Nicht wenige Teilnehmer nahmen an Mahnwachen teil und schilderten, dass sie mit anderen Mitgliedern der LGBTQ-Community zusammen sein wollten. Dies war oft mit dem Gefühl verbunden, dass ihre Nicht-LGBTQ-Freunde und -Familie die Bedeutung und die Auswirkungen des Schießens nicht verstanden haben. Für diejenigen außerhalb der LGBTQ-Community war Pulse nur ein weiteres Shooting, vielleicht nur deshalb, weil es für kurze Zeit das größte Shooting war. Die Diskrepanz zwischen dem, wie sich LGBTQ-Leute fühlten, und wie ihre Freunde und Familie es als “nur ein weiteres Shooting” empfanden, schien den Kummer und das Gefühl der Isolation der Befragten zu verstärken.

Ich frage mich, ob Mitglieder der jüdischen Gemeinschaft nicht viele der oben beschriebenen Gefühle erleben. Diese Ereignisse unterscheiden sich deutlich, sind aber auch die gleichen. Die Gefühle des Verlusts sind unermesslich, und diese Gefühle werden für diejenigen, die stärker mit der Zielgemeinschaft verbunden sind, stärker betroffen als andere. Beide Schießereien waren durch Hass motiviert, und Hass der einen Art neigt dazu, mit Hass anderer Typen abzuhängen. Menschen, die in einer Art von Vorurteilen höher sind, sind oft auch in anderen höher, und es kommt selten vor, dass jemand nur ein einziges Vorurteil hat. Wenn Hass und Vorurteile eine Gemeinschaft treffen, müssen wir uns alle dagegen stellen, als wäre es unsere eigene Gemeinschaft. Keine Gemeinde sollte sich in einer Zeit der Trauer allein fühlen.

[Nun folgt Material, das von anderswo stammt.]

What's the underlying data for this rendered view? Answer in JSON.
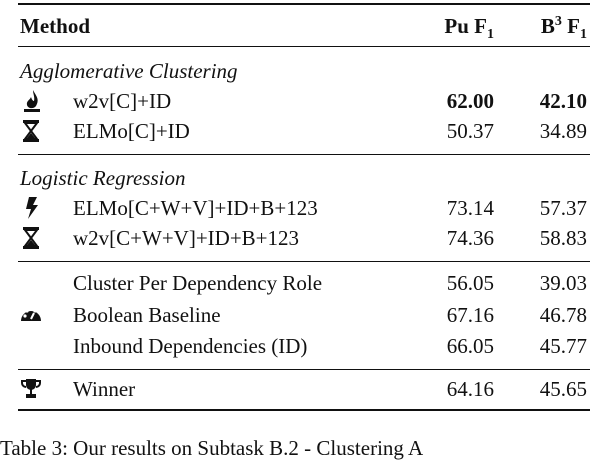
{
  "header": {
    "method": "Method",
    "pu": "Pu F",
    "pu_sub": "1",
    "b3_base": "B",
    "b3_sup": "3",
    "b3": "F",
    "b3_sub": "1"
  },
  "sections": [
    {
      "title": "Agglomerative Clustering",
      "rows": [
        {
          "method": "w2v[C]+ID",
          "pu": "62.00",
          "b3": "42.10"
        },
        {
          "method": "ELMo[C]+ID",
          "pu": "50.37",
          "b3": "34.89"
        }
      ]
    },
    {
      "title": "Logistic Regression",
      "rows": [
        {
          "method": "ELMo[C+W+V]+ID+B+123",
          "pu": "73.14",
          "b3": "57.37"
        },
        {
          "method": "w2v[C+W+V]+ID+B+123",
          "pu": "74.36",
          "b3": "58.83"
        }
      ]
    },
    {
      "rows": [
        {
          "method": "Cluster Per Dependency Role",
          "pu": "56.05",
          "b3": "39.03"
        },
        {
          "method": "Boolean Baseline",
          "pu": "67.16",
          "b3": "46.78"
        },
        {
          "method": "Inbound Dependencies (ID)",
          "pu": "66.05",
          "b3": "45.77"
        }
      ]
    },
    {
      "rows": [
        {
          "method": "Winner",
          "pu": "64.16",
          "b3": "45.65"
        }
      ]
    }
  ],
  "caption": "Table 3: Our results on Subtask B.2 - Clustering A"
}
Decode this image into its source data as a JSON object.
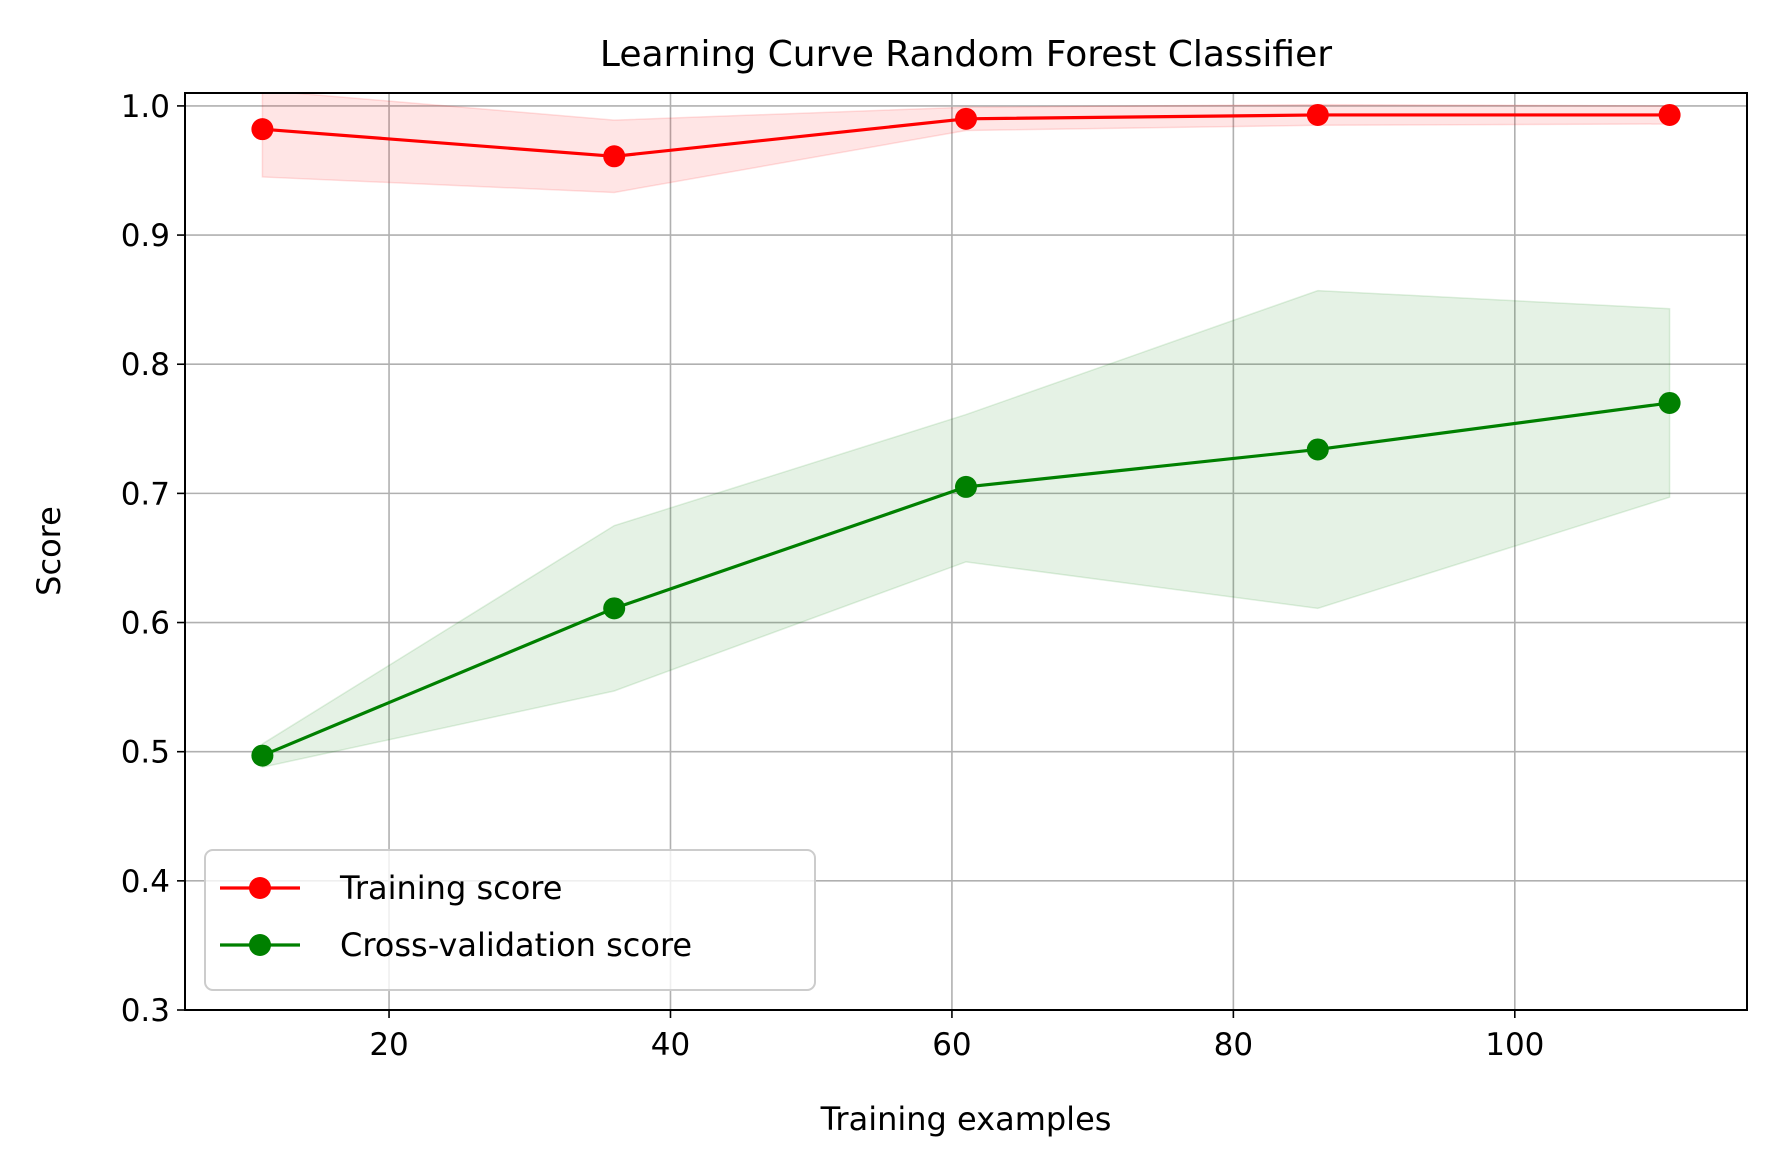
{
  "chart_data": {
    "type": "line",
    "title": "Learning Curve Random Forest Classifier",
    "xlabel": "Training examples",
    "ylabel": "Score",
    "xlim": [
      5.5,
      116.5
    ],
    "ylim": [
      0.3,
      1.01
    ],
    "xticks": [
      20,
      40,
      60,
      80,
      100
    ],
    "xtick_labels": [
      "20",
      "40",
      "60",
      "80",
      "100"
    ],
    "yticks": [
      0.3,
      0.4,
      0.5,
      0.6,
      0.7,
      0.8,
      0.9,
      1.0
    ],
    "ytick_labels": [
      "0.3",
      "0.4",
      "0.5",
      "0.6",
      "0.7",
      "0.8",
      "0.9",
      "1.0"
    ],
    "grid": true,
    "legend_position": "lower-left",
    "x": [
      11,
      36,
      61,
      86,
      111
    ],
    "series": [
      {
        "name": "Training score",
        "color": "#ff0000",
        "band_color": "#ff0000",
        "values": [
          0.982,
          0.961,
          0.99,
          0.993,
          0.993
        ],
        "band_lower": [
          0.945,
          0.933,
          0.981,
          0.985,
          0.986
        ],
        "band_upper": [
          1.012,
          0.989,
          0.999,
          1.001,
          1.0
        ]
      },
      {
        "name": "Cross-validation score",
        "color": "#008000",
        "band_color": "#008000",
        "values": [
          0.497,
          0.611,
          0.705,
          0.734,
          0.77
        ],
        "band_lower": [
          0.488,
          0.547,
          0.647,
          0.611,
          0.697
        ],
        "band_upper": [
          0.506,
          0.675,
          0.761,
          0.857,
          0.843
        ]
      }
    ]
  }
}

Wenn Sie gerne Ihre eigenen Überlegungen zum Pittsburgh-Shooting mitbringen möchten, habe ich eine neue Umfrage erstellt, die der von mir nach dem Pulse-Shooting ähnelt. Ich würde mich sehr über Ihre Gedanken freuen. Erfahren Sie hier mehr.

K. Blair

Möge ihre Erinnerung ein Segen sein.